Hhm, this is strange. The CI should be symmetrical around the PE in the log-domain, or in other words the geometric mean of the CI: \(PE=\sqrt{CL_{lower}\times CL_{upper}}\) which is 0.98 and not 1.08…
Your CI is symmetrical around 100%. Can you please check in the report whether these are the – obsolete for decades! – Westlake’s confidence intervals?* If yes, the following is useless. Try to find the classical (shortest) CI in the report.

library(PowerTOST)
100*CVfromCI(lower=0.82, upper=1.18, n=122, design="parallel")
[1] 66.653
(CVtotal 66.7%)

❝ Another information is the root mean square error, Cmax = 0.592


Are you sure that this value comes from log-transformed data? If yes, CVtotal would be \(100\sqrt{e^{0.592^2}-1}\sim 64.8\%\) or more comfortably:
100*se2CV(0.592)
[1] 64.78628


❝ I would like to confirm if a number of volunteers of 126 would be adequate for a parallel BE study considering these information.


Let’s see (power 80%, acceptance range 0.80–1.25, CVtotal 66.7%); first sample size column with ‘fixed CV’ (n1)1, second one taking uncertainty of the CV from the first study into account (n2)2. Columns n3 and n4 are for CV 64.8%:
expected PE   n1   n2   n3   n4
    0.90     658  666  628  636
    0.95     318  324  304  308
    0.98     264  268  252  256
    1.00     256  260  244  248
    1.05     312  316  296  302
    1.08     428  434  408  414
    1.10     560  566  532  540


Seems that the first study passed by luck.
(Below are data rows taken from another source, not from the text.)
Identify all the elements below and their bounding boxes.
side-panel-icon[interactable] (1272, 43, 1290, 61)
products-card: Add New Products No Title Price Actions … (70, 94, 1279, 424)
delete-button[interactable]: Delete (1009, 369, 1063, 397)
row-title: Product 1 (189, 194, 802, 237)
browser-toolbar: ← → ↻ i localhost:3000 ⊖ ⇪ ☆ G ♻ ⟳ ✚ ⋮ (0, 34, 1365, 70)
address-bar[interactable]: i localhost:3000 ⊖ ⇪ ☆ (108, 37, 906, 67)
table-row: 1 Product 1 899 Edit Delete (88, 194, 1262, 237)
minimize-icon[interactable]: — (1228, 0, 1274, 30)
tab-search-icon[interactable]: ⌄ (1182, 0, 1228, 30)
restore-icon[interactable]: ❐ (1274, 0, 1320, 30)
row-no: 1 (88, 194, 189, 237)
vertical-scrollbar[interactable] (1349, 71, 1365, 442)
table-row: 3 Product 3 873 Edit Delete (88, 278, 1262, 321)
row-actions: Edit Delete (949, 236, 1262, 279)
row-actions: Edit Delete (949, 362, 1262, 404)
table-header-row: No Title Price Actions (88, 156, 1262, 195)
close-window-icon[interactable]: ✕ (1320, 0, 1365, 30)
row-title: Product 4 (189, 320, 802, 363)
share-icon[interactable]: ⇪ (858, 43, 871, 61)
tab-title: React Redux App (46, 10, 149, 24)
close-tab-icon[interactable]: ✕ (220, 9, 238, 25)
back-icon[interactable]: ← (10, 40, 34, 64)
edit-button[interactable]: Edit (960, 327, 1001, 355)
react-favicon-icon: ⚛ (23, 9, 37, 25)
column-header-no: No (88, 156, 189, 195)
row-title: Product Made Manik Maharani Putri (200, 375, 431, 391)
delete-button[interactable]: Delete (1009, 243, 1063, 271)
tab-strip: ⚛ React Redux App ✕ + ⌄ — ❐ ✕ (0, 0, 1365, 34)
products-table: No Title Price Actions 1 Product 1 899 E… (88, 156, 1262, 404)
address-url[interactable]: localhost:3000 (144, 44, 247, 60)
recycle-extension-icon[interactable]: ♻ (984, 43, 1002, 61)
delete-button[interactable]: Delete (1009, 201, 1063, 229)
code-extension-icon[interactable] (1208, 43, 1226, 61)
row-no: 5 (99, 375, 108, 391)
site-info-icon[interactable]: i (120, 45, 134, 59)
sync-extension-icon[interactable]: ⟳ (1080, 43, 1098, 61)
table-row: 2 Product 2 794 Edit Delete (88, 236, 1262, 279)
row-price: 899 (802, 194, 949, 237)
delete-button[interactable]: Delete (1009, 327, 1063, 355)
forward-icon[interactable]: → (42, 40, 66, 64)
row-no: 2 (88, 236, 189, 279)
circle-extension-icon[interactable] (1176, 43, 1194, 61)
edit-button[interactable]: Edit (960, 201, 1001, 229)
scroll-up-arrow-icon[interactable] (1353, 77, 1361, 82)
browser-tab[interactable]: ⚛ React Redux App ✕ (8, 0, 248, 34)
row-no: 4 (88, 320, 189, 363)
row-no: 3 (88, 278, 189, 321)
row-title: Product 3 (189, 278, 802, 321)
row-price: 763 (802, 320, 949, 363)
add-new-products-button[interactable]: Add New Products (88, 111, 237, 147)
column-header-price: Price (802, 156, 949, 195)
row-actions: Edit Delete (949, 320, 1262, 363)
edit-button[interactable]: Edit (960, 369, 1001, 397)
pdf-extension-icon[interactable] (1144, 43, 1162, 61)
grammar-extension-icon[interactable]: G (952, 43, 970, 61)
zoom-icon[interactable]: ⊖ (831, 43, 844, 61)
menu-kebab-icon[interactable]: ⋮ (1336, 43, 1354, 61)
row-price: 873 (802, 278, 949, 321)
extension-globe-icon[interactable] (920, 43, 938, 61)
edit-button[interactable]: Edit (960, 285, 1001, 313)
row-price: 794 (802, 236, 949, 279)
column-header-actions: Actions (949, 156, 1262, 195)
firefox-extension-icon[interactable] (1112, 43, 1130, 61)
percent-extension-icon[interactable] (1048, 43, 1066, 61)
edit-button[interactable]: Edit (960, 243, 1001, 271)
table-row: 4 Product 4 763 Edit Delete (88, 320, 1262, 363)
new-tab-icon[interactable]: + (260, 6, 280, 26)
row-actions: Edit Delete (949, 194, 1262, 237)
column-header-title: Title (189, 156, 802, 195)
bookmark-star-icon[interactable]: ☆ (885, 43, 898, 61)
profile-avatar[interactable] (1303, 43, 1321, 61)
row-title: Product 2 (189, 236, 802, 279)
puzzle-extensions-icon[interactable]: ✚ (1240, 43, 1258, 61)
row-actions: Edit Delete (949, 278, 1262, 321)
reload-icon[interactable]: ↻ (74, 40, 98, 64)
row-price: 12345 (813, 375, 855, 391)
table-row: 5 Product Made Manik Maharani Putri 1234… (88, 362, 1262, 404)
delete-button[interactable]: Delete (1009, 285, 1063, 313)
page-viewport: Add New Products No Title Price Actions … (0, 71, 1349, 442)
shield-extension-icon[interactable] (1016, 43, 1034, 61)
No fun planning a new one.


Example code for PE 0.95:
  1. library(PowerTOST)
    sampleN.TOST(targetpower=0.8, theta0=0.95, CV=0.667, design="parallel")

  2. library(PowerTOST)
    expsampleN.TOST(targetpower=0.8, theta0=0.95, CV=0.667, dfCV=122-2, design="parallel")

  1. Westlake WJ. Symetrical Confidence Intervals for Bioequivalence Trials. Biometrics. 1976;32(4):741–4. doi:10.2307/2529259.
  2. Mantel N. Do We Want Confidence Intervals Symetrical About the Null Value? Biometrics. 1977;33(4):759–60.